About 20% of adenocarcinomas of the lung are marked by alterations in a cell signaling pathway called KEAP1/NRF2. Now scientists in Australia have learned that these tumors—which are particularly aggressive and occur most commonly in women and young people—may respond well to immuno-oncology treatments.
What’s more, the team identified a “breadcrumb” that these aggressive tumors leave in the blood that they believe could be used to identify patients most likely to respond to drugs that inhibit the immune checkpoints PD-1 and CTLA-4. The marker is also left by adenocarcinomas with abnormalities in another pathway called PI3K. They published their findings in the journal Cell Metabolism.
The researchers, from the Bio21 Institute at University of Melbourne, used preclinical models to identify the biomarkers of KEAP1/NRF2 and PI3K. Their research revealed that mutations in the pathways cause nonstop cell signaling that leads to the development of lung adenocarcinomas, they reported.
They also showed in the models that anti-PD-1 and anti-CTLA-4 drugs cause lung tumors with those abnormalities to shrink. "This is extremely important because these tumors are chemotherapy and radiotherapy resistant, meaning there are effectively no current treatments for these patients," said co-author Sarah Best in a statement.
Bristol-Myers Squibb’s CTLA-4 inhibitor Yervoy and PD-1 inhibitor Opdivo are among the drugs that are approved to treat some lung cancer patients, as is Merck’s PD-1 blocker Keytruda.

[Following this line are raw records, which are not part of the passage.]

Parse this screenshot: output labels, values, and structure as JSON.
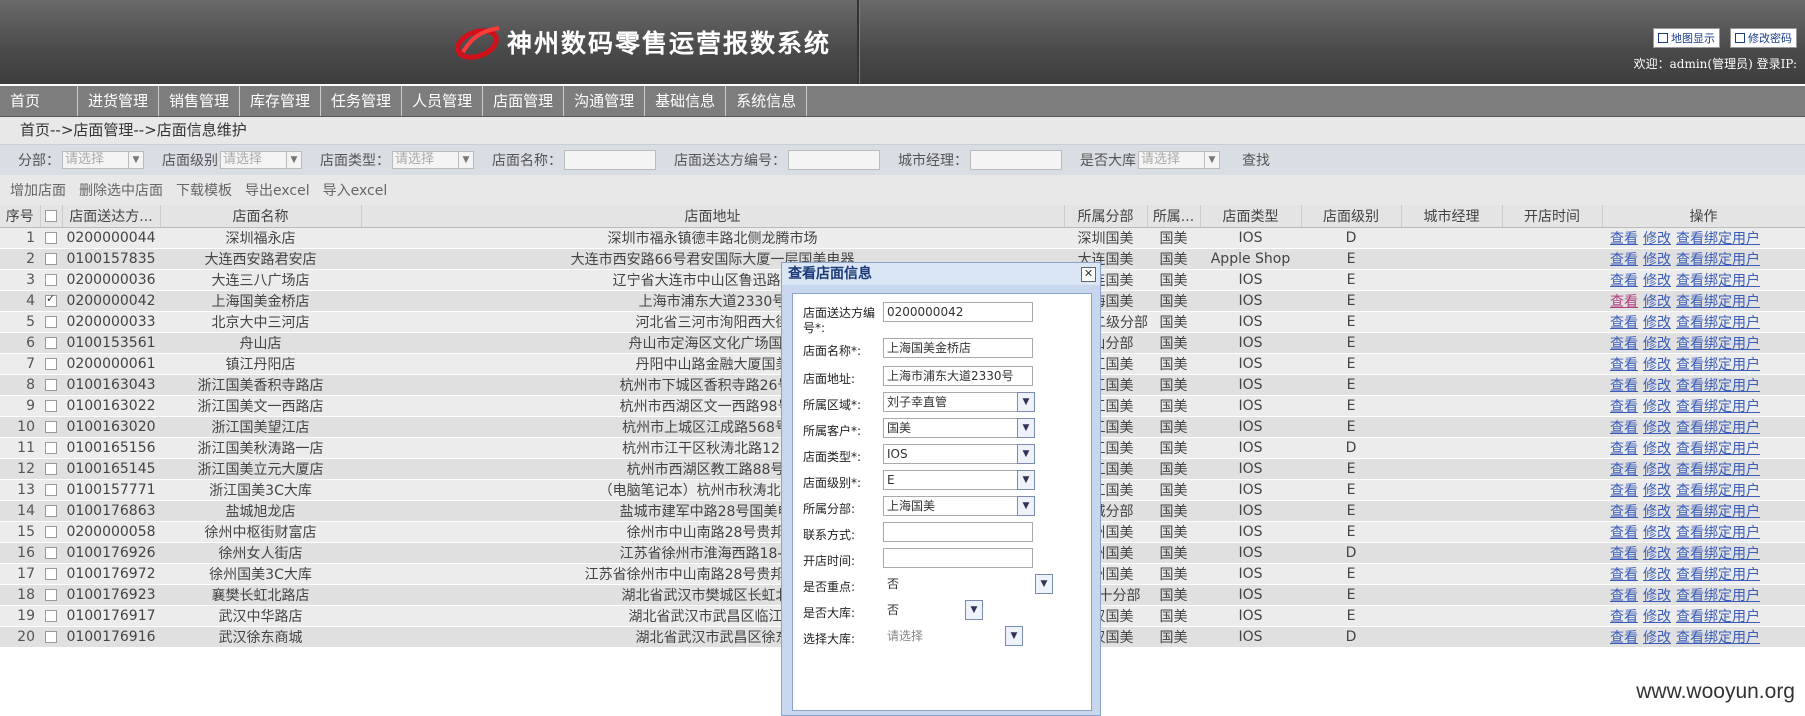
{
  "header": {
    "title": "神州数码零售运营报数系统",
    "map_button": "地图显示",
    "password_button": "修改密码",
    "welcome": "欢迎：admin(管理员) 登录IP:"
  },
  "nav": {
    "items": [
      "首页",
      "进货管理",
      "销售管理",
      "库存管理",
      "任务管理",
      "人员管理",
      "店面管理",
      "沟通管理",
      "基础信息",
      "系统信息"
    ]
  },
  "breadcrumb": "首页-->店面管理-->店面信息维护",
  "filters": {
    "branch_label": "分部：",
    "branch_value": "请选择",
    "level_label": "店面级别",
    "level_value": "请选择",
    "type_label": "店面类型：",
    "type_value": "请选择",
    "name_label": "店面名称：",
    "code_label": "店面送达方编号：",
    "manager_label": "城市经理：",
    "warehouse_label": "是否大库",
    "warehouse_value": "请选择",
    "search": "查找"
  },
  "toolbar": {
    "add": "增加店面",
    "delete": "删除选中店面",
    "download": "下载模板",
    "export": "导出excel",
    "import": "导入excel"
  },
  "table": {
    "headers": [
      "序号",
      "",
      "店面送达方...",
      "店面名称",
      "店面地址",
      "所属分部",
      "所属...",
      "店面类型",
      "店面级别",
      "城市经理",
      "开店时间",
      "操作"
    ],
    "ops": [
      "查看",
      "修改",
      "查看绑定用户"
    ],
    "rows": [
      [
        "1",
        "0200000044",
        "深圳福永店",
        "深圳市福永镇德丰路北侧龙腾市场",
        "深圳国美",
        "国美",
        "IOS",
        "D"
      ],
      [
        "2",
        "0100157835",
        "大连西安路君安店",
        "大连市西安路66号君安国际大厦一层国美电器",
        "大连国美",
        "国美",
        "Apple Shop",
        "E"
      ],
      [
        "3",
        "0200000036",
        "大连三八广场店",
        "辽宁省大连市中山区鲁迅路29-5",
        "大连国美",
        "国美",
        "IOS",
        "E"
      ],
      [
        "4",
        "0200000042",
        "上海国美金桥店",
        "上海市浦东大道2330号",
        "上海国美",
        "国美",
        "IOS",
        "E"
      ],
      [
        "5",
        "0200000033",
        "北京大中三河店",
        "河北省三河市洵阳西大街",
        "大中二级分部",
        "国美",
        "IOS",
        "E"
      ],
      [
        "6",
        "0100153561",
        "舟山店",
        "舟山市定海区文化广场国美",
        "舟山分部",
        "国美",
        "IOS",
        "E"
      ],
      [
        "7",
        "0200000061",
        "镇江丹阳店",
        "丹阳中山路金融大厦国美",
        "镇江国美",
        "国美",
        "IOS",
        "E"
      ],
      [
        "8",
        "0100163043",
        "浙江国美香积寺路店",
        "杭州市下城区香积寺路26号国",
        "浙江国美",
        "国美",
        "IOS",
        "E"
      ],
      [
        "9",
        "0100163022",
        "浙江国美文一西路店",
        "杭州市西湖区文一西路98号国",
        "浙江国美",
        "国美",
        "IOS",
        "E"
      ],
      [
        "10",
        "0100163020",
        "浙江国美望江店",
        "杭州市上城区江成路568号国",
        "浙江国美",
        "国美",
        "IOS",
        "E"
      ],
      [
        "11",
        "0100165156",
        "浙江国美秋涛路一店",
        "杭州市江干区秋涛北路128号",
        "浙江国美",
        "国美",
        "IOS",
        "D"
      ],
      [
        "12",
        "0100165145",
        "浙江国美立元大厦店",
        "杭州市西湖区教工路88号国",
        "浙江国美",
        "国美",
        "IOS",
        "E"
      ],
      [
        "13",
        "0100157771",
        "浙江国美3C大库",
        "（电脑笔记本）杭州市秋涛北路81号",
        "浙江国美",
        "国美",
        "IOS",
        "E"
      ],
      [
        "14",
        "0100176863",
        "盐城旭龙店",
        "盐城市建军中路28号国美电器",
        "盐城分部",
        "国美",
        "IOS",
        "E"
      ],
      [
        "15",
        "0200000058",
        "徐州中枢街财富店",
        "徐州市中山南路28号贵邦财",
        "徐州国美",
        "国美",
        "IOS",
        "E"
      ],
      [
        "16",
        "0100176926",
        "徐州女人街店",
        "江苏省徐州市淮海西路18-1号",
        "徐州国美",
        "国美",
        "IOS",
        "D"
      ],
      [
        "17",
        "0100176972",
        "徐州国美3C大库",
        "江苏省徐州市中山南路28号贵邦财富广场",
        "徐州国美",
        "国美",
        "IOS",
        "E"
      ],
      [
        "18",
        "0100176923",
        "襄樊长虹北路店",
        "湖北省武汉市樊城区长虹北路",
        "湖北十分部",
        "国美",
        "IOS",
        "E"
      ],
      [
        "19",
        "0100176917",
        "武汉中华路店",
        "湖北省武汉市武昌区临江大",
        "武汉国美",
        "国美",
        "IOS",
        "E"
      ],
      [
        "20",
        "0100176916",
        "武汉徐东商城",
        "湖北省武汉市武昌区徐东",
        "武汉国美",
        "国美",
        "IOS",
        "D"
      ]
    ],
    "checked_row": 4
  },
  "dialog": {
    "title": "查看店面信息",
    "code_label_1": "店面送达方编",
    "code_label_2": "号*:",
    "code_value": "0200000042",
    "name_label": "店面名称*:",
    "name_value": "上海国美金桥店",
    "address_label": "店面地址:",
    "address_value": "上海市浦东大道2330号",
    "region_label": "所属区域*:",
    "region_value": "刘子幸直管",
    "customer_label": "所属客户*:",
    "customer_value": "国美",
    "type_label": "店面类型*:",
    "type_value": "IOS",
    "level_label": "店面级别*:",
    "level_value": "E",
    "branch_label": "所属分部:",
    "branch_value": "上海国美",
    "contact_label": "联系方式:",
    "contact_value": "",
    "open_label": "开店时间:",
    "open_value": "",
    "key_label": "是否重点:",
    "key_value": "否",
    "warehouse_label": "是否大库:",
    "warehouse_value": "否",
    "select_label": "选择大库:",
    "select_value": "请选择"
  },
  "watermark": "www.wooyun.org"
}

But these therapies don’t work in all patients, and several research projects are underway to try to improve their utility across patient populations.

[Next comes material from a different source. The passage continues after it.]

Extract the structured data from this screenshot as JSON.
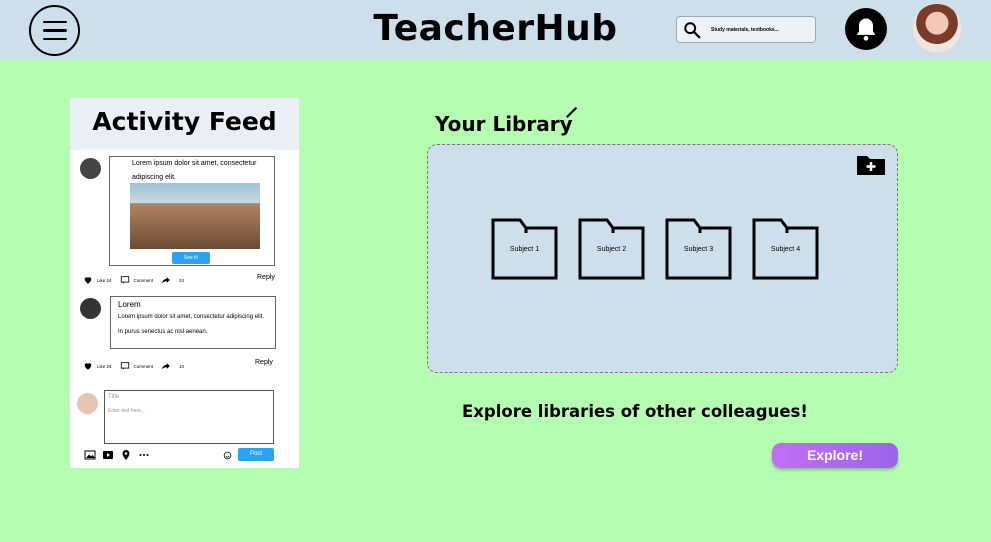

For example, scientists at the Francis Crick Institute discovered last year that targeting Ras mutations along with immune checkpoints seems to make checkpoint inhibitors more effective. A team of French researchers found that if they depleted white blood cells known as neutrophils that congregate around lung cancers, they could make the tumors more sensitive to PD-1 blockers in mice.
The Australian researchers believe the molecular signatures they discovered for KEAP1/NRF2 and PI3K mutations could be used not only to identify likely responders to checkpoint inhibitors, but also to develop a blood test for early detection of aggressive lung cancer. They hope to do additional analyses using human samples.